SamsulBahri alias Letnan Mas kemudian segera dilarikan ke rumah sakit. Sesaat setelah berada di rumah sakit, sebelum ia meninggal, Letnan Mas meminta pada dokter yang merawatnya saat itu untuk dapat mempertemukannya dengan penghulu di kota Padang. Setelah disanggupinya, akhirnya tibalah sang Penghulu yakni Sultan Mahmud di rumah sakit. Samsu yang sangat senang dapat bertemu ayahnya tersebut, kemudian meminta maaf atas segala perbuatan yang telah dilakukannya dahulu. Demikian pula dengan Sultan Mahmud yang menyesali perbuatannya sewaktu itu. Ia telah dengan mudah marah kepada anak semata wayangnya hingga tega mengusirnya hanya karena merasa malu atas perbuatannya saat itu. Dan kemudian Samsu menghembuskan nafas terakhirnya di pangkuan Sang Ayah. Beberapa saat sebelum meninggal dunia, Samsu juga telah meminta kepada Sang Ayah agar nanti ia dikuburkan di Gunung Padang dekat kekasihnya Sitti Nurbaya dan ibundanya Sitti Maryam. Permintaan itu dikabulkan oleh Sultan Mahmud. Dan beberapa hari setelahnya, disusulnya pula anaknya itu, SamsulBahri ke pangkuan Illahi. Sultan Mahmud meninggal dunia akibat sedih hati yang dideritanya dan ia dikuburkan di samping anak dan istrinya. Seperti yang tercantum dalam beberapa kalimat pada halaman 381-382 dalam novel Sitti Nurbaya ini;
...Tatkala mereka tiba di tempat yang ditujunya, kelihatanlah di sana olehnya, lima buah kubur sejejer berdekat-dekatan. Kelima kubur itu sama besar dan sama bentuknya. Pada tiap-tiap kepala kubur ini, ada batu nisan dari marmer, yang bertulis dengan huruf air mas.
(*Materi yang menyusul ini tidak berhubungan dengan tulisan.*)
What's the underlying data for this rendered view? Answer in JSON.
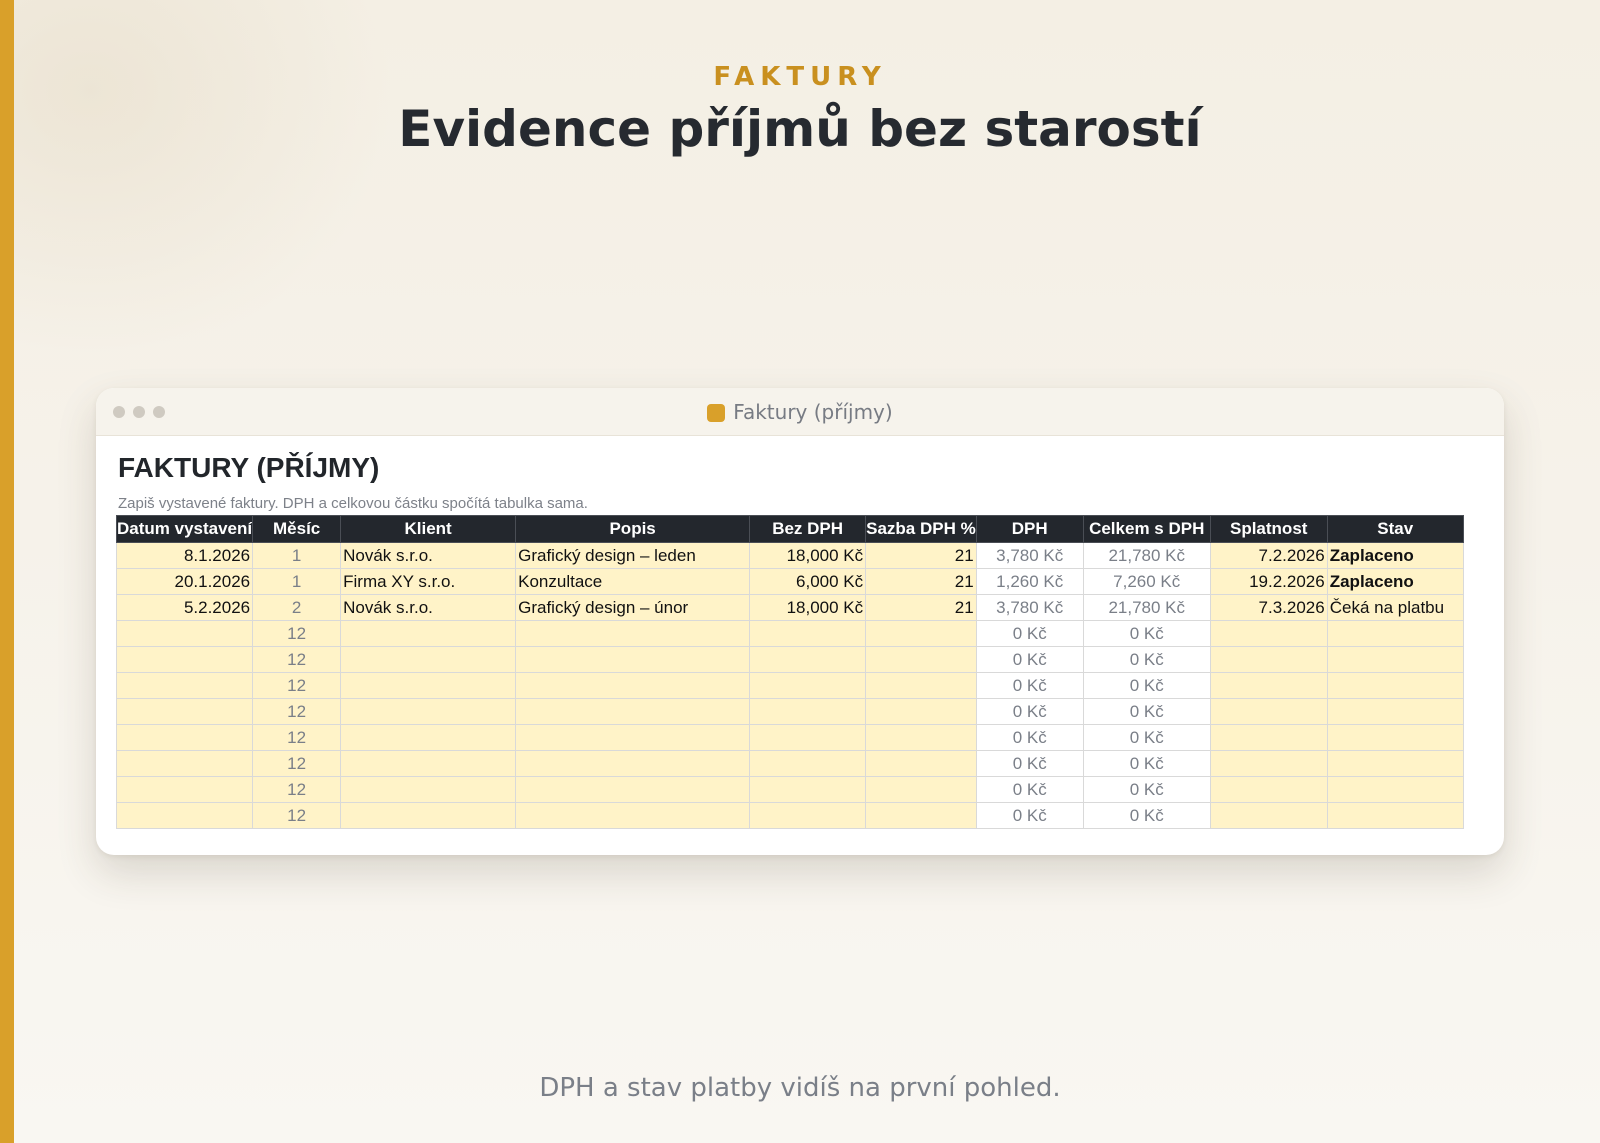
{
  "hero": {
    "eyebrow": "FAKTURY",
    "headline": "Evidence příjmů bez starostí",
    "caption": "DPH a stav platby vidíš na první pohled."
  },
  "window": {
    "title": "Faktury (příjmy)"
  },
  "sheet": {
    "title": "FAKTURY (PŘÍJMY)",
    "subtitle": "Zapiš vystavené faktury. DPH a celkovou částku spočítá tabulka sama.",
    "columns": [
      "Datum vystavení",
      "Měsíc",
      "Klient",
      "Popis",
      "Bez DPH",
      "Sazba DPH %",
      "DPH",
      "Celkem s DPH",
      "Splatnost",
      "Stav"
    ],
    "rows": [
      {
        "date": "8.1.2026",
        "month": "1",
        "client": "Novák s.r.o.",
        "desc": "Grafický design – leden",
        "net": "18,000 Kč",
        "rate": "21",
        "vat": "3,780 Kč",
        "total": "21,780 Kč",
        "due": "7.2.2026",
        "status": "Zaplaceno"
      },
      {
        "date": "20.1.2026",
        "month": "1",
        "client": "Firma XY s.r.o.",
        "desc": "Konzultace",
        "net": "6,000 Kč",
        "rate": "21",
        "vat": "1,260 Kč",
        "total": "7,260 Kč",
        "due": "19.2.2026",
        "status": "Zaplaceno"
      },
      {
        "date": "5.2.2026",
        "month": "2",
        "client": "Novák s.r.o.",
        "desc": "Grafický design – únor",
        "net": "18,000 Kč",
        "rate": "21",
        "vat": "3,780 Kč",
        "total": "21,780 Kč",
        "due": "7.3.2026",
        "status": "Čeká na platbu"
      },
      {
        "date": "",
        "month": "12",
        "client": "",
        "desc": "",
        "net": "",
        "rate": "",
        "vat": "0 Kč",
        "total": "0 Kč",
        "due": "",
        "status": ""
      },
      {
        "date": "",
        "month": "12",
        "client": "",
        "desc": "",
        "net": "",
        "rate": "",
        "vat": "0 Kč",
        "total": "0 Kč",
        "due": "",
        "status": ""
      },
      {
        "date": "",
        "month": "12",
        "client": "",
        "desc": "",
        "net": "",
        "rate": "",
        "vat": "0 Kč",
        "total": "0 Kč",
        "due": "",
        "status": ""
      },
      {
        "date": "",
        "month": "12",
        "client": "",
        "desc": "",
        "net": "",
        "rate": "",
        "vat": "0 Kč",
        "total": "0 Kč",
        "due": "",
        "status": ""
      },
      {
        "date": "",
        "month": "12",
        "client": "",
        "desc": "",
        "net": "",
        "rate": "",
        "vat": "0 Kč",
        "total": "0 Kč",
        "due": "",
        "status": ""
      },
      {
        "date": "",
        "month": "12",
        "client": "",
        "desc": "",
        "net": "",
        "rate": "",
        "vat": "0 Kč",
        "total": "0 Kč",
        "due": "",
        "status": ""
      },
      {
        "date": "",
        "month": "12",
        "client": "",
        "desc": "",
        "net": "",
        "rate": "",
        "vat": "0 Kč",
        "total": "0 Kč",
        "due": "",
        "status": ""
      },
      {
        "date": "",
        "month": "12",
        "client": "",
        "desc": "",
        "net": "",
        "rate": "",
        "vat": "0 Kč",
        "total": "0 Kč",
        "due": "",
        "status": ""
      }
    ]
  },
  "colors": {
    "accent": "#d9a02a",
    "header_bg": "#23272d",
    "input_cell": "#fff3c8",
    "paid": "#1f7a2e"
  },
  "icons": {
    "window_dots": "traffic-light-dots",
    "file": "spreadsheet-file-icon"
  }
}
Di kubur yang pertama tertulis "Inilah kubur Baginda Sulaiman, meninggal pada tanggal 5 Ramadan, tahun 1315".
Pada nisan yang kedua tertulis "Inilah kubur Siti Nurbaya, binti Baginda Sulaiman meninggal pada tanggal 5 Zulhidjdjah tahun 1315".
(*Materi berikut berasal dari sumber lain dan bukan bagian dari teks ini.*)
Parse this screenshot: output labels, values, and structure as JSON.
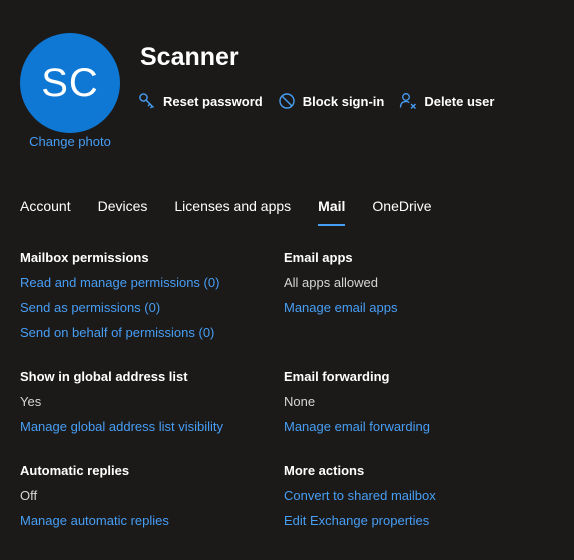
{
  "user": {
    "initials": "SC",
    "name": "Scanner",
    "change_photo": "Change photo"
  },
  "actions": {
    "reset_password": "Reset password",
    "block_signin": "Block sign-in",
    "delete_user": "Delete user"
  },
  "tabs": [
    {
      "label": "Account"
    },
    {
      "label": "Devices"
    },
    {
      "label": "Licenses and apps"
    },
    {
      "label": "Mail",
      "active": true
    },
    {
      "label": "OneDrive"
    }
  ],
  "mail": {
    "mailbox_permissions": {
      "title": "Mailbox permissions",
      "read_manage": "Read and manage permissions (0)",
      "send_as": "Send as permissions (0)",
      "send_on_behalf": "Send on behalf of permissions (0)"
    },
    "email_apps": {
      "title": "Email apps",
      "value": "All apps allowed",
      "manage": "Manage email apps"
    },
    "global_address_list": {
      "title": "Show in global address list",
      "value": "Yes",
      "manage": "Manage global address list visibility"
    },
    "email_forwarding": {
      "title": "Email forwarding",
      "value": "None",
      "manage": "Manage email forwarding"
    },
    "automatic_replies": {
      "title": "Automatic replies",
      "value": "Off",
      "manage": "Manage automatic replies"
    },
    "more_actions": {
      "title": "More actions",
      "convert": "Convert to shared mailbox",
      "edit_exchange": "Edit Exchange properties"
    }
  },
  "colors": {
    "background": "#1b1a19",
    "accent": "#479ef5",
    "avatar": "#0f78d4"
  }
}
Pada nisan yang ketiga tertulis "Inilah kubur Samsulbahri, anak Sutan Mahmud, Penghulu Padang, meninggal tanggal 5 Syafar, tahun 1326".
Pada nisan yang keempat tertulis, "Inilah kubur Sitti Maryam, istri Sutan Mahmud, Penghulu Padang, meninggal pada tanggal 5 Zulhijah 1315."
Pada nisan yang kelima tertulis "Inilah kubur Sutan Mahmud, Penghulu Padang, meninggal pada tanggal 8 Rabiulawal, tahun 1326".